La incertidumbre y el azar se hallan presentes en la cosmología económica; esto se contradice con los preceptos de la utilidad del consumidor, de la simetría de la información –que impediría los altibajos inherentes al azar y a los fenómenos caóticos– y del encuentro armonioso de familias y empresas en los mercados. Al mismo tiempo, otro elemento es considerado determinante: el tecnológico. Éste aparece en los modelos económicos más divulgados –y exigidos en buena parte de las investigaciones en economía– de manera acrítica. Es algo esperado que será capaz de resolver, casi sin discusión, cualquier reto que nos planteemos, incluyendo el relevo de recursos naturales, de manera que esto conduce a una fe ciega, a una confianza imbatible en el progreso tecnológico, resolutivo de los graves problemas que sacuden y cuestionan el crecimiento económico.[1]
La filosofía que impregna estas ideas proviene de los discursos más asimilados por la economía académica, bajo dos preceptos: la existencia de recursos infinitos (de manera que se resta importancia a la escasez de minerales); y lo que se ha venido a calificar como teorías energéticas del valor, es decir, la tesis de que el desarrollo científico proporcionará toda la energía necesaria para reciclar, de forma que el ambiente seguirá siendo natural y sustentará el crecimiento económico continuo. Se concluye que los materiales no son ni serán un problema, toda vez que pueden ser reciclados por mucho que se disipen. Es el “dogma energético” criticado por Georgescu-Roegen; a su vez, señala que lo que caracteriza a un sistema económico son sus instituciones y no la tecnología que utiliza.
La economía debe adoptar con decisión una nueva noosfera que tenga mucho más en cuenta la imbricación de la actividad humana con la biosfera, que con el recurso a pensar siempre que la tecnosfera va a resolver todas las externalidades provocadas por la actividad económica.
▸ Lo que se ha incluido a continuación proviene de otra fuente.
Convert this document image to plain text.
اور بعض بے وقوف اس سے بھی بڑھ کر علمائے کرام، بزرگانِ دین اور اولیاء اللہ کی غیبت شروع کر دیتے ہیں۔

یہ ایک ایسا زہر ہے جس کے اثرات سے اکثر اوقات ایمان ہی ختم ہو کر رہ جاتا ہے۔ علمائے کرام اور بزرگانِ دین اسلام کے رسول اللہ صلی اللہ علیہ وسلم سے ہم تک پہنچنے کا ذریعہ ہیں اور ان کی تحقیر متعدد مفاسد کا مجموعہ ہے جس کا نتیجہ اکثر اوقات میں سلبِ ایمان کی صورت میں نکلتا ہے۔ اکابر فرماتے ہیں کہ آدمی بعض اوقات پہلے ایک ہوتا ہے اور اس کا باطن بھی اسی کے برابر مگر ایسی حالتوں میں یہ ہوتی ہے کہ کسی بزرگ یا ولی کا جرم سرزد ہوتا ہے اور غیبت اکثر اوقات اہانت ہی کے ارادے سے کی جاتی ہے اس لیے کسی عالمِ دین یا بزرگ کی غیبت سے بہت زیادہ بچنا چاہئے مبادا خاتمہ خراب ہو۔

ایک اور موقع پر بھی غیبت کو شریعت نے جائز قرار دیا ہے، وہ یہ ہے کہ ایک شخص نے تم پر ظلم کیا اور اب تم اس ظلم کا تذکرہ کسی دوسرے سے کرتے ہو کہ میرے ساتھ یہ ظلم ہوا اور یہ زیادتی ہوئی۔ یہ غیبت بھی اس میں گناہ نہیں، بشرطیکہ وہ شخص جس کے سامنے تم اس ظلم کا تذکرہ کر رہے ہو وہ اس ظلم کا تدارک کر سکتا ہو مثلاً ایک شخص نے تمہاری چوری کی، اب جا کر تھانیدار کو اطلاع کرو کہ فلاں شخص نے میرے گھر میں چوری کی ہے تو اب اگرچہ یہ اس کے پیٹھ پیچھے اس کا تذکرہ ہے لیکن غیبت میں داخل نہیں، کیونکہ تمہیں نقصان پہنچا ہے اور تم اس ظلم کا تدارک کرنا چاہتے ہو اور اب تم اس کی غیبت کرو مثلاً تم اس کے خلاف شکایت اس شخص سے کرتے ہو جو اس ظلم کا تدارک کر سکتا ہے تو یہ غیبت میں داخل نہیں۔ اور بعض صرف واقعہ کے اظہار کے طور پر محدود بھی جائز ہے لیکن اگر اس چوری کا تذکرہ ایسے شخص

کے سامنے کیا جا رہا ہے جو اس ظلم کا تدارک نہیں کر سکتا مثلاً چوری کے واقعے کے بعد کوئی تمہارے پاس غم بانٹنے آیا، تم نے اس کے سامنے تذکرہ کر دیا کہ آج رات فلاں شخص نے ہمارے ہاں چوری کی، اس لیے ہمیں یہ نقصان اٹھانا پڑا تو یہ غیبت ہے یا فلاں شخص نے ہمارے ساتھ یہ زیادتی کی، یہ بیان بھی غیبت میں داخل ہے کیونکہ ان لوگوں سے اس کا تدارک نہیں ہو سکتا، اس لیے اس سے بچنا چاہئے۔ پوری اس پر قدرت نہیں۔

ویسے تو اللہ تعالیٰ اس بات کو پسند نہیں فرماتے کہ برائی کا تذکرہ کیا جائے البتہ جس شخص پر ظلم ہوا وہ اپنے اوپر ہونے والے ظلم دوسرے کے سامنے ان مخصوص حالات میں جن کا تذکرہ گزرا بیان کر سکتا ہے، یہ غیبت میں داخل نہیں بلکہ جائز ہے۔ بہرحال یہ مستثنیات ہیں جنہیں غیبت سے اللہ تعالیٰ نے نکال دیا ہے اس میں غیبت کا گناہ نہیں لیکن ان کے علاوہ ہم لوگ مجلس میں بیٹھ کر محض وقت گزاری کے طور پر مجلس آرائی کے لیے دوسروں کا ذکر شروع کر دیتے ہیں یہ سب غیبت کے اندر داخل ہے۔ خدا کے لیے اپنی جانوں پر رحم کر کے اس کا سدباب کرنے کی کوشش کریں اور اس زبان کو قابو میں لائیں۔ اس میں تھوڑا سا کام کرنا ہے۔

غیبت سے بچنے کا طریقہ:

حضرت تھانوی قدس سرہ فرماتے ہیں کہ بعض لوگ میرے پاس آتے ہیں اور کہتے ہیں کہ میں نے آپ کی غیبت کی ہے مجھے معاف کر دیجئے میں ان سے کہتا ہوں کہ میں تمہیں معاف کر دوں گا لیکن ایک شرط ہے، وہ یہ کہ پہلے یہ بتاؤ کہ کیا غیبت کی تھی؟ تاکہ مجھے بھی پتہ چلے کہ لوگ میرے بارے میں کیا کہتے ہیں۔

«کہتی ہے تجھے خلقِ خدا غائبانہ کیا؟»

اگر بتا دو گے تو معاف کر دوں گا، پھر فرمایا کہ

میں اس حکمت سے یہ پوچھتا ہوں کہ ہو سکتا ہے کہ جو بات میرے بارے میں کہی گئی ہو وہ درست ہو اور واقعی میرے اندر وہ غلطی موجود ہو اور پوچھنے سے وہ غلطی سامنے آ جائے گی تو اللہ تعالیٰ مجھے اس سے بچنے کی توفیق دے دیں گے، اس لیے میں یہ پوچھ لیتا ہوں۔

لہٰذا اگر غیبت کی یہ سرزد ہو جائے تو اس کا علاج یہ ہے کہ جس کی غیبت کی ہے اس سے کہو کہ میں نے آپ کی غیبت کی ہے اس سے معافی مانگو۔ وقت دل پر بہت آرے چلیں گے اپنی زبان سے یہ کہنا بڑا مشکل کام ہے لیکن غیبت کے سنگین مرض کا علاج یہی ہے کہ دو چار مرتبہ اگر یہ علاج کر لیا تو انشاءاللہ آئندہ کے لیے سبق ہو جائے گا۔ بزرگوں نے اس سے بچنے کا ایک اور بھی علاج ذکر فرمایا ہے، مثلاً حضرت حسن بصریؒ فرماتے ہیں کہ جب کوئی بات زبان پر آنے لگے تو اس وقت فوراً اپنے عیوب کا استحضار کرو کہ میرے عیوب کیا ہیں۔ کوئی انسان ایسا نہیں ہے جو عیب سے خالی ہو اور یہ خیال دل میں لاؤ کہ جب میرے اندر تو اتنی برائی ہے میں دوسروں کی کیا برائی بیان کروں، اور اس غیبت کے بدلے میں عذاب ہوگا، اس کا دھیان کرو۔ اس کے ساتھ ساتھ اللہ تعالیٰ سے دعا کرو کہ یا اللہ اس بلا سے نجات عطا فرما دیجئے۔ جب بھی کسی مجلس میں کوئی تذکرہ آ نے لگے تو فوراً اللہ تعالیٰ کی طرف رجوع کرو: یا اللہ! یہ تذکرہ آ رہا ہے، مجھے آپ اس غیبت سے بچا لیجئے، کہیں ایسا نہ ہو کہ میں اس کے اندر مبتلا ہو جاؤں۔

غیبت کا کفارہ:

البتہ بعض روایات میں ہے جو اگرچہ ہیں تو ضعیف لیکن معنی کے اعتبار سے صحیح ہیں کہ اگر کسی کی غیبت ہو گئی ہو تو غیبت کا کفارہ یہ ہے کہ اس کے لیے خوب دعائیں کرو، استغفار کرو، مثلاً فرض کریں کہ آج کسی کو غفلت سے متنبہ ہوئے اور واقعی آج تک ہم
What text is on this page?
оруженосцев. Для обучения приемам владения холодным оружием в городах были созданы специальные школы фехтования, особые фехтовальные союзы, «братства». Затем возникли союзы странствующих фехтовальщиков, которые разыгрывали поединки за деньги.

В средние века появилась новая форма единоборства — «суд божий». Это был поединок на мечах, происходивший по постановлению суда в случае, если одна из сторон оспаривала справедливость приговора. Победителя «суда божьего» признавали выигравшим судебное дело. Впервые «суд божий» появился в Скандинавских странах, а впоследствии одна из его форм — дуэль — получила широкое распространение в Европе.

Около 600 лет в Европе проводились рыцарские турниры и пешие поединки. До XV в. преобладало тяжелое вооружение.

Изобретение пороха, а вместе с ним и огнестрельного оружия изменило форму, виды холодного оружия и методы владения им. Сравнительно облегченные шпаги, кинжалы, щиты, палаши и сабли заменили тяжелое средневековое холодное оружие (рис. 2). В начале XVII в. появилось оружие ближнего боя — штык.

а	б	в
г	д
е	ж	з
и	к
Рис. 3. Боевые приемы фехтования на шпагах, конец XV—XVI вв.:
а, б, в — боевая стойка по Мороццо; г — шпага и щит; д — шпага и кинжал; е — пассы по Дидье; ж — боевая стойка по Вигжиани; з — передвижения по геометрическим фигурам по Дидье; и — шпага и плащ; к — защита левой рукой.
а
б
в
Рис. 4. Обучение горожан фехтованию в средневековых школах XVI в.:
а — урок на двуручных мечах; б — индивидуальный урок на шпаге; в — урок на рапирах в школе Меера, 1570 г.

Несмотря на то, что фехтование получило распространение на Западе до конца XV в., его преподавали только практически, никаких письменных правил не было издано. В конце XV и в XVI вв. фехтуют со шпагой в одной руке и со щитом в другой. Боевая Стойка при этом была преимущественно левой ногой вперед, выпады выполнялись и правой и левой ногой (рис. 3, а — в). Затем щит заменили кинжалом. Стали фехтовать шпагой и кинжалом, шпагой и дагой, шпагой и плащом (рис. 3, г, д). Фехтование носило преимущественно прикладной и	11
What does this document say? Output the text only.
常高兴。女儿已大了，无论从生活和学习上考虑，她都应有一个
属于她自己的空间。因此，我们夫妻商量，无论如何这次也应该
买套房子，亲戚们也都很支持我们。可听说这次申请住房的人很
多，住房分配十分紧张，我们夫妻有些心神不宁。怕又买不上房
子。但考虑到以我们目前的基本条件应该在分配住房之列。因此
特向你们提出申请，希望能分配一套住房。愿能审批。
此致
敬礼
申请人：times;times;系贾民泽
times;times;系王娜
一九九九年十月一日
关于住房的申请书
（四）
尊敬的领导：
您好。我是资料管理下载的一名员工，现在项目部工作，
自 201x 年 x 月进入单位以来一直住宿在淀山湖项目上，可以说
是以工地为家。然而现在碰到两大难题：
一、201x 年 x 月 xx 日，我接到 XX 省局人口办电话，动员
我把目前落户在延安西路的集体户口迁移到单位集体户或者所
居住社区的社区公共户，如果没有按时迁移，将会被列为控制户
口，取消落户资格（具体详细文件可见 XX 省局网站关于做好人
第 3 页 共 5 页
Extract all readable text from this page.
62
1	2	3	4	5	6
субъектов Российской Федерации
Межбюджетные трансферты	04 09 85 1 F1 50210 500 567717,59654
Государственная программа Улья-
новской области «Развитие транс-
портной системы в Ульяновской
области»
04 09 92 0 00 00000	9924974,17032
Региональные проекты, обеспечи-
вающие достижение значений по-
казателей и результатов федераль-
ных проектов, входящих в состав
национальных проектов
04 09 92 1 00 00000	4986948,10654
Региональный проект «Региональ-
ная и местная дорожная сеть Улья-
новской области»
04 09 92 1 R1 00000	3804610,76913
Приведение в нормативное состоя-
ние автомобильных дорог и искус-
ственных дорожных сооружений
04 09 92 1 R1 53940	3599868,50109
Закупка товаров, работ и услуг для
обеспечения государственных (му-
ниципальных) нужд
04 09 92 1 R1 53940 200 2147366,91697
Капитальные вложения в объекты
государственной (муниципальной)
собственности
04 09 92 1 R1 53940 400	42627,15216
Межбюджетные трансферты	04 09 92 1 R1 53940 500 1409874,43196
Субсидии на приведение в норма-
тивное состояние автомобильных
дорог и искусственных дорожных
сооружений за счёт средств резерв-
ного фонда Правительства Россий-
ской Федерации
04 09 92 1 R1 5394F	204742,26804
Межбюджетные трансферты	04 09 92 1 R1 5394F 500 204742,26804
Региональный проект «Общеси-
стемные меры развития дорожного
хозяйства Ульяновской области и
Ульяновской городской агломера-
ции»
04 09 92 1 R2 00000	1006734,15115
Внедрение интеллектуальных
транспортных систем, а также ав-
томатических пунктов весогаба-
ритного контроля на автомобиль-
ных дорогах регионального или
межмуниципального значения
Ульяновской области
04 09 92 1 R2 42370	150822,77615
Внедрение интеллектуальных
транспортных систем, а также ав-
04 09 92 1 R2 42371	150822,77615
[1] En los medios de comunicación aparecen recurrentemente artículos firmados por académicos que van en esa dirección optimista, hasta el punto de hablar de una economía de la abundancia, donde la escasez desaparecería gracias al impulso de la ciencia y de la tecnología. Los ejemplos que suelen argüirse son variados: la obtención de energía limpia, el desarrollo de las renovables, supondría, según tales previsiones, un mundo de energía infinita a coste casi cero. La síntesis artificial de alimentos constituye otro campo en dicho avance: la generación de comida infinita, creada en laboratorio, a partir de células madre y a costes exponencialmente decrecientes; esto afectaría igualmente a la producción de carne sintética creada sin animales. “Si dejamos que la fuerza de la tecnología siga actuando, podemos aspirar a un futuro esperanzador, en el que la riqueza de los países no dependa de pozos de petróleo, sino de su talento y de la fuerza del sol; y en el que la alimentación, información, energía, educación y sanidad se produzcan a coste marginal cero, y su acceso sea, por tanto, universal”. Esta confianza acrítica, absoluta, en los progresos técnicos elude el funcionamiento, precisamente, de los principios físicos de la termodinámica, toda vez que para obtener la mayor cantidad posible de energía solar se van a necesitar importantes stocks de capital cuya generación va a requerir el consumo de la energía convencional en sus primeros estadios. El entrecomillado es de un artículo de Xavier Ferràs, “La economía de la abundancia”, suplemento Dinero de La Vanguardia, 20 de agosto de 2017.